Dans ses classes, Lucette Allègre essaie de développer une pédagogie du « travail créateur [qui] permet à l’enfant de dissiper ses angoisses et de s’inscrire dans des projets ». Dessin collectif, réalisation de céramiques, cuisson du pain, « classes-cuisine », danse, théâtre, elle initie les enfants à de nombreuses découvertes.


 


Mais ce qui marque le plus singulièrement le destin de Lucette Allègre ne lui appartient pas complètement. Dans son autobiographie, elle note : « Le métier qui a rempli ma vie illumine ma retraite, surtout depuis que mon ministre est mon fils, puisque je suis enseignante (…). Être la mère d’un savant est exaltant, mais être la mère de « son » ministre est captivant ! »


 


Après de brillantes études en géologie et une carrière de scientifique qui lui a valu de nombreuses récompenses, Claude Allègre est effectivement devenu ministre de l’Education nationale en 1997. Un poste auquel il a dû faire face à de nombreuses attaques de la part des enseignants.

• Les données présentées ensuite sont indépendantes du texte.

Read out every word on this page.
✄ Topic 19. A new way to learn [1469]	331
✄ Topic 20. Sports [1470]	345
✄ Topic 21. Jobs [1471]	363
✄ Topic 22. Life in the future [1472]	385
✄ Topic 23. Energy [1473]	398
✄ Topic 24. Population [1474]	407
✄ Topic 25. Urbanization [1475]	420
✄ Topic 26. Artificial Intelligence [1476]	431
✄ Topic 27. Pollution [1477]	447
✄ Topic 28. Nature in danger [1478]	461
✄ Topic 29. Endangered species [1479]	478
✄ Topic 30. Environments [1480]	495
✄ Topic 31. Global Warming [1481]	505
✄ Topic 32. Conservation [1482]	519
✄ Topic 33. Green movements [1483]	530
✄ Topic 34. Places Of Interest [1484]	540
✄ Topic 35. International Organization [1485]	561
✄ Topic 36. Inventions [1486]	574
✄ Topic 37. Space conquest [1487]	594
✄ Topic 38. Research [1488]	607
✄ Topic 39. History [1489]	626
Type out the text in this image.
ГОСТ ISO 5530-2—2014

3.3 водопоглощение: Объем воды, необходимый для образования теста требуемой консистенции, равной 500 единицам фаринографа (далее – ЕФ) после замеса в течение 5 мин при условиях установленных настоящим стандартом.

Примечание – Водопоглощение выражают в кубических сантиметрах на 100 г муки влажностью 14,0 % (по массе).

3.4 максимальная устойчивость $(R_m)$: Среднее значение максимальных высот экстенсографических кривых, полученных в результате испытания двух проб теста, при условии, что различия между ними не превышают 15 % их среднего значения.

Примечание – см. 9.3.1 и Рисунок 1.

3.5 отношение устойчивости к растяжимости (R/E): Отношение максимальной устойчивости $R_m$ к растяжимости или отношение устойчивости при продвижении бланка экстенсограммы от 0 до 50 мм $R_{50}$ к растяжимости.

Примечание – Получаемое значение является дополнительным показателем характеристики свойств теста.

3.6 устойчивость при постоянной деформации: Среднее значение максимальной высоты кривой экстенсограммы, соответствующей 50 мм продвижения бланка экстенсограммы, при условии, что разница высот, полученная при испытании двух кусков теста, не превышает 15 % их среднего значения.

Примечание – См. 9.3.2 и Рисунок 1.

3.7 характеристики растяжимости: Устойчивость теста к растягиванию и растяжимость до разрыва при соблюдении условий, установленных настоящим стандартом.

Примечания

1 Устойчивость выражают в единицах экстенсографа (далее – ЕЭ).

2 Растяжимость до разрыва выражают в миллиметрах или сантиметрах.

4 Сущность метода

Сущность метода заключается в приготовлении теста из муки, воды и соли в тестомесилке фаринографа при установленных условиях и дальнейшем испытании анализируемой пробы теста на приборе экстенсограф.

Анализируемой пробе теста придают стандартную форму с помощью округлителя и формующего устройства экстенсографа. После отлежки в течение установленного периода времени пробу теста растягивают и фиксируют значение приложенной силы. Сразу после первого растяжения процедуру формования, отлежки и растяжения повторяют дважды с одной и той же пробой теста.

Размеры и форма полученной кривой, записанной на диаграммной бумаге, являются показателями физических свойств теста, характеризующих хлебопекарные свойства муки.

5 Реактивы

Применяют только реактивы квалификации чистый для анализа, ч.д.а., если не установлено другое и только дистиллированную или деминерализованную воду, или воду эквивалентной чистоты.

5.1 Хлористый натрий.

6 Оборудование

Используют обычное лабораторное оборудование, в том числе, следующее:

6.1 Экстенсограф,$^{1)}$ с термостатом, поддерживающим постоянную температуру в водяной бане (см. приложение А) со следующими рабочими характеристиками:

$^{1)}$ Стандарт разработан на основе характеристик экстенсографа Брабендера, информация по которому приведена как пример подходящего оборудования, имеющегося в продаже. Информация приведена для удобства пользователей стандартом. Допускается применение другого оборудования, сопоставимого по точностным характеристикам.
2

C’est donc en partie pour prendre sa défense que sa mère a écrit son livre : « Je sais que ses décisions sont marquées du sceau de l’amour des enfants et du respect des enseignants, ces enseignants qu’il connaît si bien car c’est parmi eux qu’il a grandi, grâce à eux qu’il s’est révélé. » Ailleurs, elle dit encore : « Mes enfants1 ont été élevés dans l’école, avec l’école, par et pour l’école. »


 


Christophe Gazeau


 


(1) Lucette Allègre a eu quatre enfants : Claude, né en 1937, Renée-France en 1943, Henri en 1945 et Jean-Louis en 1953.

Lucette Allègre en cinq dates

1913 : naissance, dans un village de l’Hérault.


1931 : devient institutrice suppléante en région parisienne.


1937 : naissance de son fils, Claude, futur ministre de l’Education nationale.


1946 : devient directrice d’école à Champigny-sur-Marne.


1999 : publie « L’école de ma vie » (Bayard Editions).